There is only one piece of common networking infrastructure that Obol currently host and that is a discv5 bootnode for enabling Charon nodes to find one another. For a security conscious staking community it makes sense for them to self-host their own bootnode instead to sever the only common link between Charon clusters left. We have made it easy to do so, and have seen a number of our Athena testing program participants already opt for this.
Versioning
Last but not least, doing the hard work to de-couple clusters from one another opens up another way to ensure you don’t fail in a correlated manner, and that relates to software upgrades. Software upgrades are always scary and risky, much more so in a distributed system. If you have every client sharing the same message bus; if you release a new version that changes the way messages are structured, old versions of the software won’t know what to do with these messages. So to work around this, you need to set a time (or slot number) when the new protocol becomes active, and you blast everyone running your software on your comms channels to say they have to be running the latest version of your software before that time or their nodes will go offline. Once that slot arrives, every single distributed validator swaps to the new protocol simultaneously. I barely need to highlight how correlated this is, if anything goes wrong it goes wrong for everyone. Even if nothing goes wrong, if people didn’t update in time they get forced offline.

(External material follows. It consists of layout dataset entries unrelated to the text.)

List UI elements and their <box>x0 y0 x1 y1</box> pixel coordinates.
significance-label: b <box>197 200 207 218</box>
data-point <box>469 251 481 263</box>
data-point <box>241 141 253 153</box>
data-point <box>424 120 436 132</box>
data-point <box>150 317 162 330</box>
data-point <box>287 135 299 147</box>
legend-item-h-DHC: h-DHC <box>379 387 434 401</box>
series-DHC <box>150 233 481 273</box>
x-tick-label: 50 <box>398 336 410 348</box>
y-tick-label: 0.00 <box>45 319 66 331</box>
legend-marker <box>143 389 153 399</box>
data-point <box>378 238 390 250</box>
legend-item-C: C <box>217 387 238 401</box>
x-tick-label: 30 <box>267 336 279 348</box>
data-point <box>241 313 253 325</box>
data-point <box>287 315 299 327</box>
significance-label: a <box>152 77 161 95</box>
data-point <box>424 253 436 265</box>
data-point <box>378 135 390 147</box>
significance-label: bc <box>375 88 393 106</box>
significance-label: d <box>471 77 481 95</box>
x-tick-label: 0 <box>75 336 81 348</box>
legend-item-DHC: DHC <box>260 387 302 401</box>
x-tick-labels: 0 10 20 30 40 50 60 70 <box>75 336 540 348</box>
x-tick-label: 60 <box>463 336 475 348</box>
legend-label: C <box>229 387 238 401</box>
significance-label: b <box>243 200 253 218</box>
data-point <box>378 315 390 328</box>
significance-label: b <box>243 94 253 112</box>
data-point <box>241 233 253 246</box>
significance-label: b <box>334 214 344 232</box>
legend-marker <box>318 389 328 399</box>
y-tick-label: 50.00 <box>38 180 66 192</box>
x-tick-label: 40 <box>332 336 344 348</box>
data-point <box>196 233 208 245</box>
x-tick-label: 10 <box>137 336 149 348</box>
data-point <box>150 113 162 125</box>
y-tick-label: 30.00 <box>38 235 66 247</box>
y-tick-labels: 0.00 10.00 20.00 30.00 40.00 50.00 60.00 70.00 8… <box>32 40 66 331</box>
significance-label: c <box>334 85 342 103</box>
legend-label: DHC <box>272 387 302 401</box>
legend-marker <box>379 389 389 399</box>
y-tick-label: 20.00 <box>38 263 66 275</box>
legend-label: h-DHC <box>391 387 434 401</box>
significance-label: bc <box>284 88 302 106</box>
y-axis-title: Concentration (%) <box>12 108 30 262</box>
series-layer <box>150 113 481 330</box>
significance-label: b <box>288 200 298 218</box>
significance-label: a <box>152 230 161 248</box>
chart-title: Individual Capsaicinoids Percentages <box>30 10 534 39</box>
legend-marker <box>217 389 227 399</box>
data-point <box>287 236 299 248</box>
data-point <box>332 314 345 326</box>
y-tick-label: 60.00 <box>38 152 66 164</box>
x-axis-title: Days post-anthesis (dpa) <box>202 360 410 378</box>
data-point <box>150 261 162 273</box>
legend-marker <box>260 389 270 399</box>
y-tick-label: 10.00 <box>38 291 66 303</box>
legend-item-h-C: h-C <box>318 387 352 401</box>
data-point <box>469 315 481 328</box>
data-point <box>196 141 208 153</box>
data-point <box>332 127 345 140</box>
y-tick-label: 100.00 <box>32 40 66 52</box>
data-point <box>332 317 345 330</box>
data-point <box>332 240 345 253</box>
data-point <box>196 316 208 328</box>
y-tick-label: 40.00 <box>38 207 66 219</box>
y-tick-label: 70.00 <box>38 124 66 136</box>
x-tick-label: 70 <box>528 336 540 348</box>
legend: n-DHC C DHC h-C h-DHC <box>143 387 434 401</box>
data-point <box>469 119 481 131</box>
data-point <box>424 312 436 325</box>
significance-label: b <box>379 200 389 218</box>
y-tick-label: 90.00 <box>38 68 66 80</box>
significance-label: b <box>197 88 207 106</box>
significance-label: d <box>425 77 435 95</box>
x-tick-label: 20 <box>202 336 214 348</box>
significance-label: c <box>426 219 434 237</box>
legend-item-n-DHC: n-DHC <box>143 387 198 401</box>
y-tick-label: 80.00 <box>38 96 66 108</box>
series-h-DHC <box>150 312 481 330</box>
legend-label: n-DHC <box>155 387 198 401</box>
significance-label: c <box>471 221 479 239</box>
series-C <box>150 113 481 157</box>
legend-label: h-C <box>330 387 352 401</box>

Sometimes, like when you run a layer 1 blockchain with multiple independent client implementations, picking a coordinated moment to make an upgrade is the only feasible solution to rolling out changes, however in Obol, because each cluster is independent of one another, combined with the fact that these clusters have byzantine fault tolerant capabilities, it becomes possible to let each cluster upgrade to the latest protocol at their leisure, when they are ready to. We are building graceful version upgrades into Charon clients such that they periodically come to consensus with one another on the most recent protocol version they all speak, and once everyone is running the latest software the cluster realises, “Hey, we all speak version n+1 now, let’s use it from next epoch onwards”. This reduces the correlation risk involved in the rollout of a breaking change, clusters can upgrade one at a time, and as confidence builds in the stability of the new release, all clusters can upgrade asynchronously.
Conclusion
I started this post by highlighting that I have been thinking about the architecture of proof of stake Ethereum for four years now. I hope by the end of this post you are convinced that Obol are taking the importance of bringing DVT to the ecosystem in a safe manner seriously. I also hope that you come away from this article with a better understanding of the design tradeoffs that can be made when architecting distributed validators. I firmly believe that a trust-minimised, non-custodial, non-correlated architecture is a much healthier way to introduce high availability validation to the space than a custom validator client with a common networking layer.
Thanks for reading.